Bruce Bartlett, a former Reagan staffer, thinks Fox News is bad for the GOP.

In a paper titled "How Fox News Changed American Media and Political Dynamics," Bartlett writes about the rise of Fox and how it has changed the way conservatives consume and think about news and politics. He ended the paper by citing a political scientist who said Fox made it hard for the party to move to the center or increase its appeal.

Fox News is usually dinged by the left, so when a guy who worked for Reagan (and George H.W. Bush, Ron Paul and Jack Kemp) does it, it's noteworthy. But it's not unheard of. Bartlett cited some anti-Fox comments from noted Republicans in his paper; Newt Gingrich characterized the network as biased during a private meeting in 2012, Sen. Lindsey Graham (R-S.C.) said Fox made it hard for him to pass immigration reform in 2011, and last year, now-former Sen. Tom Coburn (Okla.) said Fox is "totally not fair and totally not balanced." But typically, GOP politicians play nice with the network. It's a no-brainer for politicians courting GOP primary voters. The channel occupies the top of the ratings — not just among cable news channels, which it consistently does, but sometimes all of cable TV. And going on Fox is speaking to the GOP base.

The media landscape for Republicans that Barlett outlines is pretty bleak. Fox News is a giant that's ruining everything, he argues, but with its audience and reach, you deride it at your own peril. But is it really that serious? Jack Shafer noted for Politico that Fox is "better at employing presidential candidates than electing them" (Gingrich, Sarah Palin and Mike Huckabee, among others, have all been on the Fox payroll, but none of them have been president). And the network's biggest show, "The O'Reilly Factor," has as many as 3.3 million viewers, which are numbers MSNBC would love to have, but in the context of a voting-age population of more than 234 million, it's less significant.

But Fox has proven it can influence elections. It went on the air in October 1996, and by June 2000, 17.3 percent of Americans said they watched it regularly. It wasn't available nationwide, so researchers tracked 2000 election results in towns where it was and wasn't available, with controls for demographics and geography. In a study on their findings, published in 2006, the researchers found that Fox had had "a significant impact" on the election, and towns where it was available saw anywhere from a 0.4 to 0.7 percent increase in the Republican vote share — or about 200,000 votes nationwide. Its influence was less pronounced in rural areas and Republican congressional districts and the South, which they believed was because voters there already voted Republican, and thus there was a smaller portion of the population that could be persuaded to do so. Towns with more cable channels, and thus more competition for eyeballs, also saw less effect.
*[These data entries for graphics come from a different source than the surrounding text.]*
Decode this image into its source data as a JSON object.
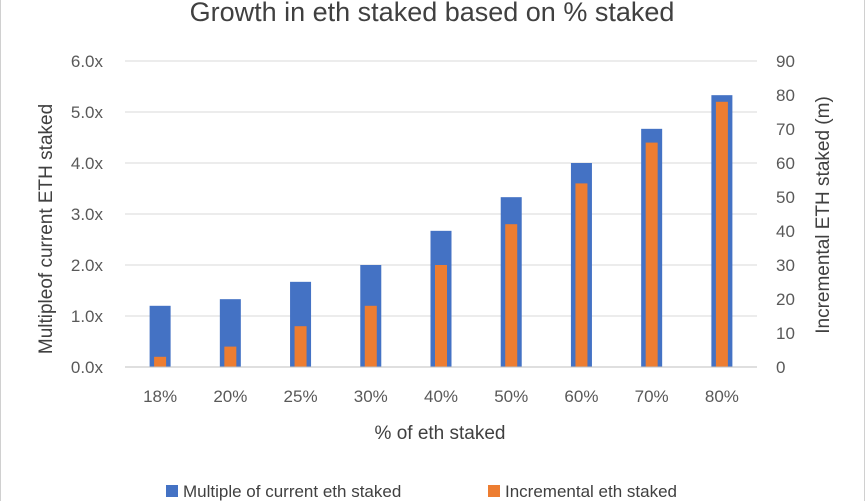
{
  "chart_data": {
    "type": "bar",
    "title": "Growth in eth staked based on % staked",
    "xlabel": "% of eth staked",
    "ylabel_left": "Multipleof current ETH staked",
    "ylabel_right": "Incremental ETH staked (m)",
    "categories": [
      "18%",
      "20%",
      "25%",
      "30%",
      "40%",
      "50%",
      "60%",
      "70%",
      "80%"
    ],
    "left_axis": {
      "ylim": [
        0,
        6
      ],
      "ticks": [
        "0.0x",
        "1.0x",
        "2.0x",
        "3.0x",
        "4.0x",
        "5.0x",
        "6.0x"
      ]
    },
    "right_axis": {
      "ylim": [
        0,
        90
      ],
      "ticks": [
        "0",
        "10",
        "20",
        "30",
        "40",
        "50",
        "60",
        "70",
        "80",
        "90"
      ]
    },
    "series": [
      {
        "name": "Multiple of current eth staked",
        "axis": "left",
        "color": "#4472c4",
        "values": [
          1.2,
          1.33,
          1.67,
          2.0,
          2.67,
          3.33,
          4.0,
          4.67,
          5.33
        ]
      },
      {
        "name": "Incremental eth staked",
        "axis": "right",
        "color": "#ed7d31",
        "values": [
          3,
          6,
          12,
          18,
          30,
          42,
          54,
          66,
          78
        ]
      }
    ],
    "grid": true,
    "legend": "bottom"
  }
}
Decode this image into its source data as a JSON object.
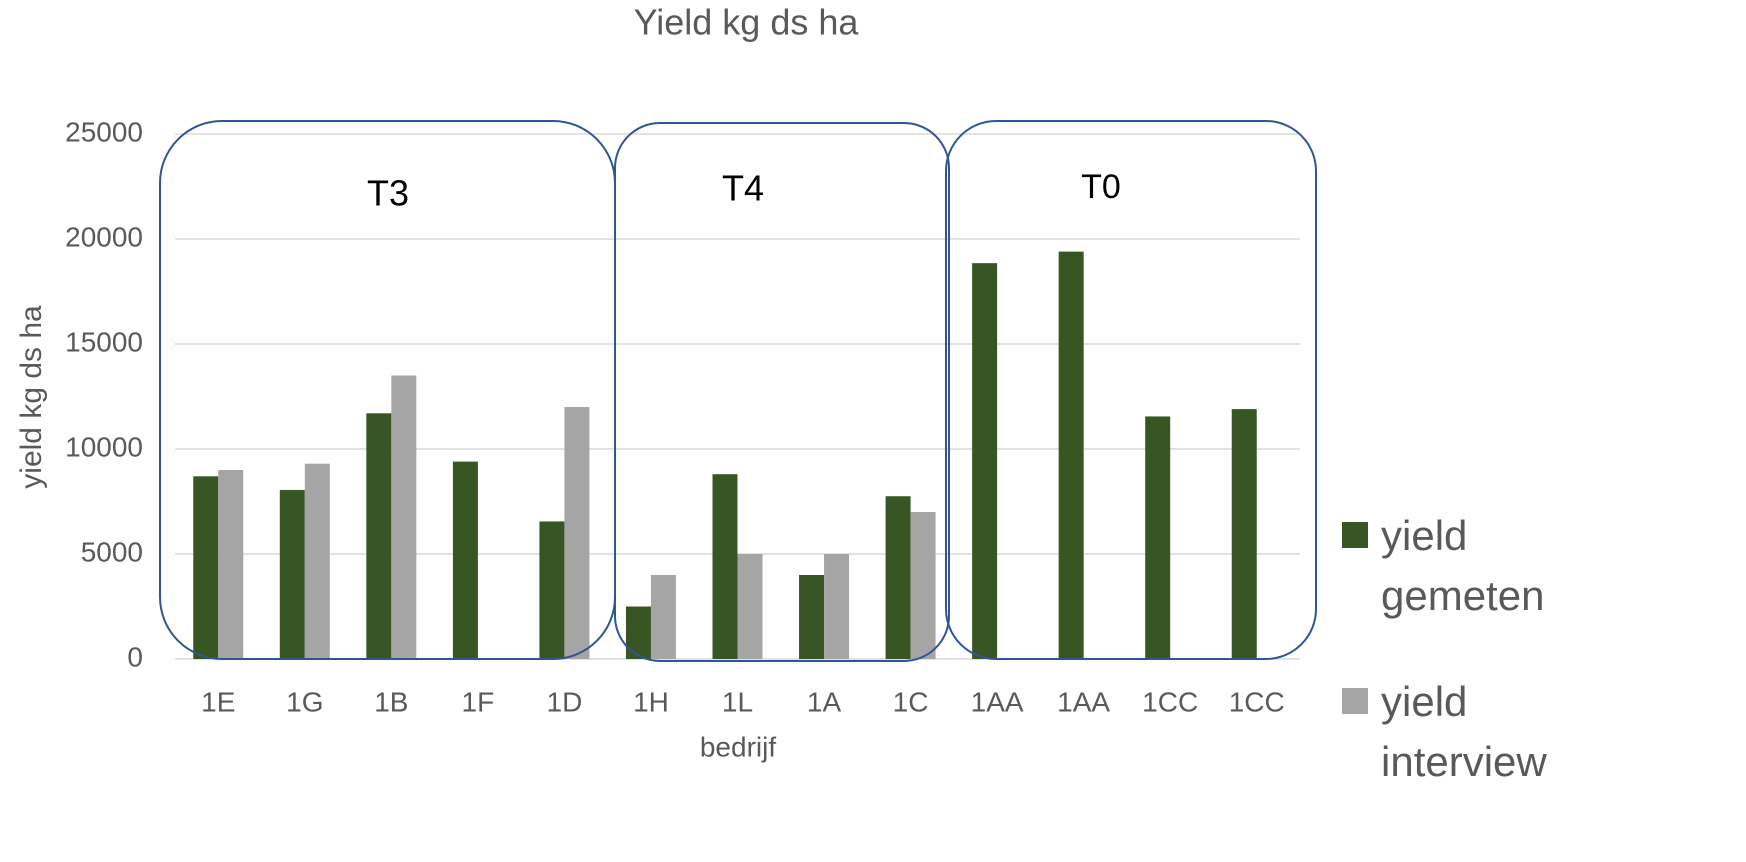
{
  "chart_data": {
    "type": "bar",
    "title": "Yield kg ds ha",
    "y_label": "yield kg ds ha",
    "x_label": "bedrijf",
    "categories": [
      "1E",
      "1G",
      "1B",
      "1F",
      "1D",
      "1H",
      "1L",
      "1A",
      "1C",
      "1AA",
      "1AA",
      "1CC",
      "1CC"
    ],
    "series": [
      {
        "name": "yield gemeten",
        "color": "#375623",
        "values": [
          8700,
          8050,
          11700,
          9400,
          6550,
          2500,
          8800,
          4000,
          7750,
          18850,
          19400,
          11550,
          11900
        ]
      },
      {
        "name": "yield interview",
        "color": "#a5a5a5",
        "values": [
          9000,
          9300,
          13500,
          null,
          12000,
          4000,
          5000,
          5000,
          7000,
          null,
          null,
          null,
          null
        ]
      }
    ],
    "ylim": [
      0,
      25000
    ],
    "yticks": [
      0,
      5000,
      10000,
      15000,
      20000,
      25000
    ],
    "grid": true,
    "legend": "right",
    "annotations": [
      "T3",
      "T4",
      "T0"
    ]
  }
}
A lot has happened since 2000. Fox News is now a frequent target and running joke for liberal pundits and comedians such as Jon Stewart, and on-air gaffes have become viral Internet mainstays, even when the gaffe is from a local Fox affiliate and not the actual Fox News. (Remember the to-do over "Fox News Censors Picasso Painting" story this month? Yeah, that was Fox 5 in New York City, not Roger Ailes's Fox News. See every tweet embedded here and the correction at the bottom.).

Obviously, there's no way that after all those times Stewart DESTROYED, DEMOLISHED and OWNED Fox that it could sway voters today like it did in 200o, right? Not so fast. A 2014 Pew study found that the network was "more trusted than distrusted" by people who identified as in the ideological middle (i.e. neither liberal nor conservative) — something "The Daily Show" can't say. And a 2012 Pew study found that a majority of Fox's audience wasn't even Republican; 33 percent identified as independent and 22 percent identified as Democratic.

Attacks on Fox News tend to target its openly conservative opinion anchors, like Sean Hannity and Bill O'Reilly, but often left out is the fact that Fox does straight news, too. Megyn Kelly and Chris Wallace often take on Republican candidates. The question about whether Jeb Bush would invade Iraq, for example, came from Kelly.

Without another study, it's hard to gauge exactly how much effect Fox has on our elections — or to evaluate the point raised by Bartlett with any conclusiveness — but there is one point from the 2000 election study that seems relevant today. In the study, Fox News had less of an effect in towns with more cable channels; the more competition for attention, the less weight Fox had.

Today, Fox News might be in more households, but there's a lot more competition — and not just from cable channels. Its median prime-time viewership has declined since 2009, though it still towers over its competition. The explosion of online new media, and particularly sites targeting conservatives, eats away at the time people might otherwise spend watching Fox.

The network is different things to different people. For some, it is the media.  For others, it's a punchline. For Bartlett, it's an anchor around the GOP's neck, holding it back from expanding the GOP brand to new constituencies. But increasingly, Fox News is one player in a growing conservative media landscape that it pioneered.